La "nouvelle génération" comme mot d'ordre 

Par ailleurs, Emmanuel Macron a martelé le mot "génération". La jeunesse africaine était le destinataire principal de son discours, donné face à 800 étudiants de l'université de Ouagadougou, qui l'ont applaudi à plusieurs reprises. Devant eux, le président français s'est présenté comme le représentant d'une génération pour laquelle "les crimes de la colonisation européenne sont incontestables". 

"Je suis d’une génération qui n’a jamais connu l’Afrique coloniale.
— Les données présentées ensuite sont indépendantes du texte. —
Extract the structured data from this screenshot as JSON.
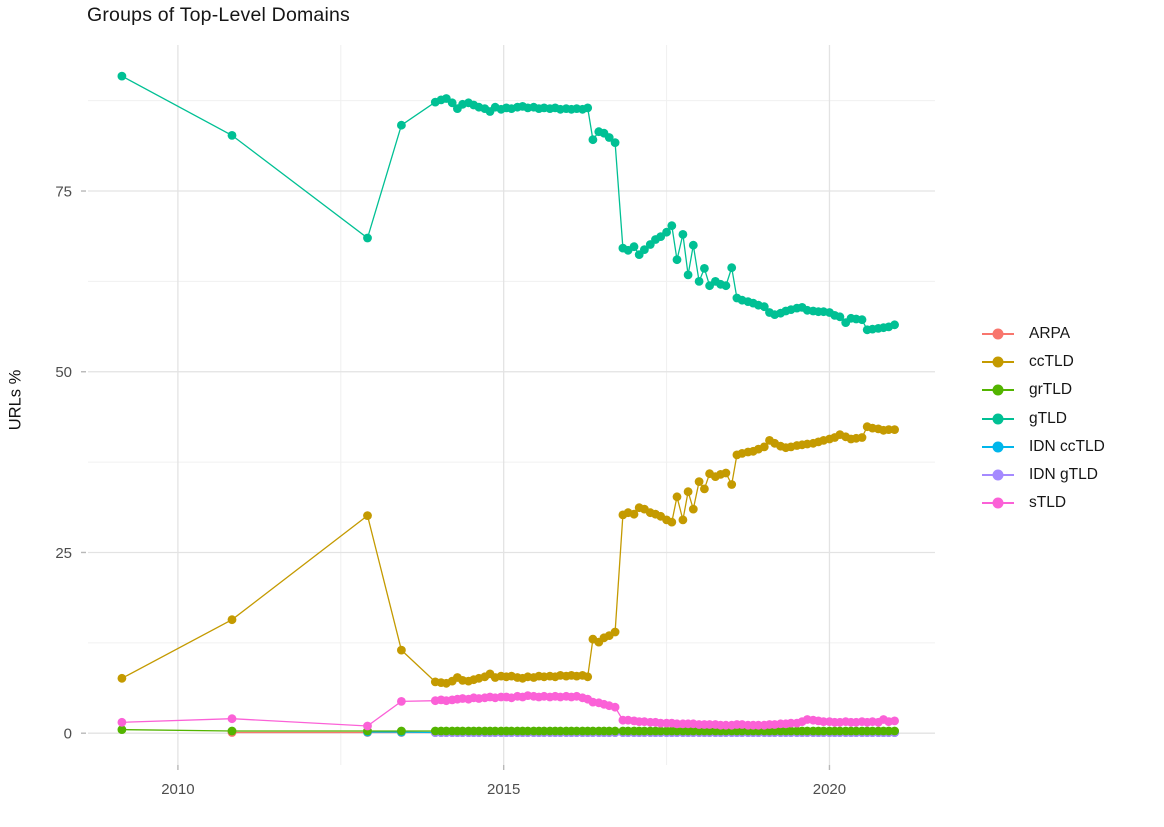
{
  "title": "Groups of Top-Level Domains",
  "axes": {
    "y_label": "URLs %"
  },
  "legend": {
    "items": [
      {
        "label": "ARPA",
        "color": "#F8766D"
      },
      {
        "label": "ccTLD",
        "color": "#C49A00"
      },
      {
        "label": "grTLD",
        "color": "#53B400"
      },
      {
        "label": "gTLD",
        "color": "#00C094"
      },
      {
        "label": "IDN ccTLD",
        "color": "#00B6EB"
      },
      {
        "label": "IDN gTLD",
        "color": "#A58AFF"
      },
      {
        "label": "sTLD",
        "color": "#FB61D7"
      }
    ]
  },
  "chart_data": {
    "type": "line",
    "title": "Groups of Top-Level Domains",
    "xlabel": "",
    "ylabel": "URLs %",
    "legend_position": "right",
    "grid": true,
    "x_domain": [
      2008.62,
      2021.62
    ],
    "y_domain": [
      -4.4,
      95.2
    ],
    "x_major_gridlines": [
      2010,
      2015,
      2020
    ],
    "x_minor_gridlines": [
      2012.5,
      2017.5
    ],
    "y_major_gridlines": [
      0,
      25,
      50,
      75
    ],
    "y_minor_gridlines": [
      12.5,
      37.5,
      62.5,
      87.5
    ],
    "x_tick_labels": [
      [
        2010,
        "2010"
      ],
      [
        2015,
        "2015"
      ],
      [
        2020,
        "2020"
      ]
    ],
    "y_tick_labels": [
      [
        0,
        "0"
      ],
      [
        25,
        "25"
      ],
      [
        50,
        "50"
      ],
      [
        75,
        "75"
      ]
    ],
    "x": [
      2009.14,
      2010.83,
      2012.91,
      2013.43,
      2013.95,
      2014.04,
      2014.12,
      2014.21,
      2014.29,
      2014.37,
      2014.46,
      2014.54,
      2014.62,
      2014.71,
      2014.79,
      2014.87,
      2014.96,
      2015.04,
      2015.12,
      2015.21,
      2015.29,
      2015.37,
      2015.46,
      2015.54,
      2015.62,
      2015.71,
      2015.79,
      2015.87,
      2015.96,
      2016.04,
      2016.12,
      2016.21,
      2016.29,
      2016.37,
      2016.46,
      2016.54,
      2016.62,
      2016.71,
      2016.83,
      2016.91,
      2017.0,
      2017.08,
      2017.16,
      2017.25,
      2017.33,
      2017.41,
      2017.5,
      2017.58,
      2017.66,
      2017.75,
      2017.83,
      2017.91,
      2018.0,
      2018.08,
      2018.16,
      2018.25,
      2018.33,
      2018.41,
      2018.5,
      2018.58,
      2018.66,
      2018.75,
      2018.83,
      2018.91,
      2019.0,
      2019.08,
      2019.16,
      2019.25,
      2019.33,
      2019.41,
      2019.5,
      2019.58,
      2019.66,
      2019.75,
      2019.83,
      2019.91,
      2020.0,
      2020.08,
      2020.16,
      2020.25,
      2020.33,
      2020.41,
      2020.5,
      2020.58,
      2020.66,
      2020.75,
      2020.83,
      2020.91,
      2021.0
    ],
    "draw_order": [
      "ARPA",
      "IDN ccTLD",
      "IDN gTLD",
      "grTLD",
      "ccTLD",
      "gTLD",
      "sTLD"
    ],
    "series": [
      {
        "name": "ARPA",
        "color": "#F8766D",
        "values": [
          null,
          0.1,
          0.1,
          0.1,
          0.1,
          0.1,
          0.1,
          0.1,
          0.1,
          0.1,
          0.1,
          0.1,
          0.1,
          0.1,
          0.1,
          0.1,
          0.1,
          0.1,
          0.1,
          0.1,
          0.1,
          0.1,
          0.1,
          0.1,
          0.1,
          0.1,
          0.1,
          0.1,
          0.1,
          0.1,
          0.1,
          0.1,
          0.1,
          0.1,
          0.1,
          0.1,
          0.1,
          0.1,
          0.1,
          0.1,
          0.1,
          0.1,
          0.1,
          0.1,
          0.1,
          0.1,
          0.1,
          0.1,
          0.1,
          0.1,
          0.1,
          0.1,
          0.1,
          0.1,
          0.1,
          0.1,
          0.1,
          0.1,
          0.1,
          0.1,
          0.1,
          0.1,
          0.1,
          0.1,
          0.1,
          0.1,
          0.1,
          0.1,
          0.1,
          0.1,
          0.1,
          0.1,
          0.1,
          0.1,
          0.1,
          0.1,
          0.1,
          0.1,
          0.1,
          0.1,
          0.1,
          0.1,
          0.1,
          0.1,
          0.1,
          0.1,
          0.1,
          0.1,
          0.1
        ]
      },
      {
        "name": "ccTLD",
        "color": "#C49A00",
        "values": [
          7.6,
          15.7,
          30.1,
          11.5,
          7.1,
          7.0,
          6.9,
          7.2,
          7.7,
          7.3,
          7.2,
          7.4,
          7.6,
          7.8,
          8.2,
          7.7,
          7.9,
          7.8,
          7.9,
          7.7,
          7.6,
          7.8,
          7.7,
          7.9,
          7.8,
          7.9,
          7.8,
          8.0,
          7.9,
          8.0,
          7.9,
          8.0,
          7.8,
          13.0,
          12.6,
          13.2,
          13.5,
          14.0,
          30.2,
          30.5,
          30.3,
          31.2,
          31.0,
          30.5,
          30.3,
          30.0,
          29.5,
          29.2,
          32.7,
          29.5,
          33.4,
          31.0,
          34.8,
          33.8,
          35.9,
          35.5,
          35.8,
          36.0,
          34.4,
          38.5,
          38.7,
          38.9,
          39.0,
          39.3,
          39.6,
          40.5,
          40.1,
          39.7,
          39.5,
          39.6,
          39.8,
          39.9,
          40.0,
          40.1,
          40.3,
          40.5,
          40.7,
          40.9,
          41.3,
          41.0,
          40.7,
          40.8,
          40.9,
          42.4,
          42.2,
          42.1,
          41.9,
          42.0,
          42.0
        ]
      },
      {
        "name": "grTLD",
        "color": "#53B400",
        "values": [
          0.5,
          0.3,
          0.3,
          0.3,
          0.3,
          0.3,
          0.3,
          0.3,
          0.3,
          0.3,
          0.3,
          0.3,
          0.3,
          0.3,
          0.3,
          0.3,
          0.3,
          0.3,
          0.3,
          0.3,
          0.3,
          0.3,
          0.3,
          0.3,
          0.3,
          0.3,
          0.3,
          0.3,
          0.3,
          0.3,
          0.3,
          0.3,
          0.3,
          0.3,
          0.3,
          0.3,
          0.3,
          0.3,
          0.3,
          0.3,
          0.3,
          0.3,
          0.3,
          0.3,
          0.3,
          0.3,
          0.3,
          0.3,
          0.3,
          0.3,
          0.3,
          0.3,
          0.3,
          0.3,
          0.3,
          0.3,
          0.3,
          0.3,
          0.3,
          0.3,
          0.3,
          0.3,
          0.3,
          0.3,
          0.3,
          0.3,
          0.3,
          0.3,
          0.3,
          0.3,
          0.3,
          0.3,
          0.3,
          0.3,
          0.3,
          0.3,
          0.3,
          0.3,
          0.3,
          0.3,
          0.3,
          0.3,
          0.3,
          0.3,
          0.3,
          0.3,
          0.3,
          0.3,
          0.3
        ]
      },
      {
        "name": "gTLD",
        "color": "#00C094",
        "values": [
          90.9,
          82.7,
          68.5,
          84.1,
          87.3,
          87.6,
          87.8,
          87.2,
          86.4,
          87.0,
          87.2,
          86.9,
          86.6,
          86.4,
          86.0,
          86.6,
          86.3,
          86.5,
          86.4,
          86.6,
          86.7,
          86.5,
          86.6,
          86.4,
          86.5,
          86.4,
          86.5,
          86.3,
          86.4,
          86.3,
          86.4,
          86.3,
          86.5,
          82.1,
          83.2,
          83.0,
          82.4,
          81.7,
          67.1,
          66.8,
          67.3,
          66.2,
          66.9,
          67.6,
          68.3,
          68.7,
          69.3,
          70.2,
          65.5,
          69.0,
          63.4,
          67.5,
          62.5,
          64.3,
          61.9,
          62.5,
          62.1,
          61.9,
          64.4,
          60.2,
          59.9,
          59.7,
          59.5,
          59.2,
          59.0,
          58.2,
          57.9,
          58.1,
          58.4,
          58.6,
          58.8,
          58.9,
          58.5,
          58.4,
          58.3,
          58.3,
          58.2,
          57.8,
          57.6,
          56.8,
          57.4,
          57.3,
          57.2,
          55.8,
          55.9,
          56.0,
          56.1,
          56.2,
          56.5
        ]
      },
      {
        "name": "IDN ccTLD",
        "color": "#00B6EB",
        "values": [
          null,
          null,
          0.15,
          0.15,
          0.1,
          0.1,
          0.1,
          0.1,
          0.1,
          0.1,
          0.1,
          0.1,
          0.1,
          0.1,
          0.1,
          0.1,
          0.1,
          0.1,
          0.1,
          0.1,
          0.1,
          0.1,
          0.1,
          0.1,
          0.1,
          0.1,
          0.1,
          0.1,
          0.1,
          0.1,
          0.1,
          0.1,
          0.1,
          0.1,
          0.1,
          0.1,
          0.1,
          0.1,
          0.1,
          0.1,
          0.1,
          0.1,
          0.1,
          0.1,
          0.1,
          0.1,
          0.1,
          0.1,
          0.1,
          0.1,
          0.1,
          0.1,
          0.1,
          0.1,
          0.1,
          0.1,
          0.1,
          0.1,
          0.1,
          0.1,
          0.1,
          0.1,
          0.1,
          0.1,
          0.1,
          0.1,
          0.1,
          0.1,
          0.1,
          0.1,
          0.1,
          0.1,
          0.1,
          0.1,
          0.1,
          0.1,
          0.1,
          0.1,
          0.1,
          0.1,
          0.1,
          0.1,
          0.1,
          0.1,
          0.1,
          0.1,
          0.1,
          0.1,
          0.1
        ]
      },
      {
        "name": "IDN gTLD",
        "color": "#A58AFF",
        "values": [
          null,
          null,
          null,
          null,
          0.08,
          0.08,
          0.08,
          0.08,
          0.08,
          0.08,
          0.08,
          0.08,
          0.08,
          0.08,
          0.08,
          0.08,
          0.08,
          0.08,
          0.08,
          0.08,
          0.08,
          0.08,
          0.08,
          0.08,
          0.08,
          0.08,
          0.08,
          0.08,
          0.08,
          0.08,
          0.08,
          0.08,
          0.08,
          0.08,
          0.08,
          0.08,
          0.08,
          0.08,
          0.08,
          0.08,
          0.08,
          0.08,
          0.08,
          0.08,
          0.08,
          0.08,
          0.08,
          0.08,
          0.08,
          0.08,
          0.08,
          0.08,
          0.08,
          0.08,
          0.08,
          0.08,
          0.08,
          0.08,
          0.08,
          0.08,
          0.08,
          0.08,
          0.08,
          0.08,
          0.08,
          0.08,
          0.08,
          0.08,
          0.08,
          0.08,
          0.08,
          0.08,
          0.08,
          0.08,
          0.08,
          0.08,
          0.08,
          0.08,
          0.08,
          0.08,
          0.08,
          0.08,
          0.08,
          0.08,
          0.08,
          0.08,
          0.08,
          0.08,
          0.08
        ]
      },
      {
        "name": "sTLD",
        "color": "#FB61D7",
        "values": [
          1.5,
          2.0,
          1.0,
          4.4,
          4.5,
          4.6,
          4.5,
          4.6,
          4.7,
          4.8,
          4.7,
          4.9,
          4.8,
          4.9,
          5.0,
          4.9,
          5.0,
          5.0,
          4.9,
          5.1,
          5.0,
          5.2,
          5.1,
          5.0,
          5.1,
          5.0,
          5.1,
          5.0,
          5.1,
          5.0,
          5.1,
          4.9,
          4.7,
          4.3,
          4.2,
          4.0,
          3.8,
          3.6,
          1.8,
          1.8,
          1.7,
          1.6,
          1.6,
          1.5,
          1.5,
          1.4,
          1.4,
          1.4,
          1.3,
          1.3,
          1.3,
          1.3,
          1.2,
          1.2,
          1.2,
          1.2,
          1.1,
          1.1,
          1.1,
          1.2,
          1.2,
          1.1,
          1.1,
          1.1,
          1.1,
          1.2,
          1.2,
          1.3,
          1.3,
          1.4,
          1.4,
          1.6,
          1.9,
          1.8,
          1.7,
          1.6,
          1.6,
          1.5,
          1.5,
          1.6,
          1.5,
          1.5,
          1.6,
          1.5,
          1.6,
          1.5,
          1.9,
          1.6,
          1.7
        ]
      }
    ]
  }
}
Je suis d’une génération dont un des plus beaux souvenirs politiques est la victoire de Nelson Mandela sur l’apartheid", a ainsi déclaré le chef de l'Etat, ajoutant encore être "d'une génération où on ne dit pas à l’Afrique ce qu’elle doit faire". 

Une manière de tourner la page des politiques menées jusqu'alors par la France en Afrique, et d'entamer un nouveau chapitre dans les relations entre l'Hexagone et le continent. 

Pour Serge Michel, rédacteur en chef du Monde Afrique, Emmanuel Macron "joue de sa propre jeunesse" face aux étudiants africains. "Il y a une vraie rupture sur le fond du discours. C'est un président modeste qui s'est présenté, qui a notamment demandé aux Africains de lui montrer le chemin. Il y a cette rupture de méthode et de discours qui est assez sensible, par rapport aux précédents discours présidentiels français" en Afrique. 

Un ton condescendant?

Tout en démontrant sa volonté de ne pas nier les grands enjeux, Emmanuel Macron s'est montré très à l'aise, tout au long de son discours, mais aussi lors de la session de questions-réponses d'une heure qui a suivi. Trop à l'aise selon certains, qui lui ont reproché un ton quelque peu condescendant, voire paternaliste, dans sa façon de s'adresser aux étudiants burkinabés.

"Il y a eu parfois un excès de familiarité et une pratique du tutoiement presque systématique qui n'était peut être pas la meilleure façon de dialoguer avec ces étudiants", fait remarquer Thierry Arnaud, chef du service politique de BFMTV.

"Je pense que c'est assez bien passé, en tout cas c'est bien passé auprès des étudiants qui étaient présents dans l'amphithéâtre", fait valoir Serge Michel.

"Surtout, on a l'impression que le président a entendu certains membres de son conseil présidentiel pour l'Afrique, notamment sur l'importance des questions mémorielles. Pour les Africains, c'est très important. Sur la question de la déclassification des documents français concernant l'assassinat de l'ancien président Sankara, de la restitution des œuvres d'art, ou encore du franc CFA, on a l'impression qu'il s'est affranchi d'un certain nombre de tabous, ce qui permet d'établir une communication assez différente avec les jeunes Africains", analyse le rédacteur en chef du Monde Afrique.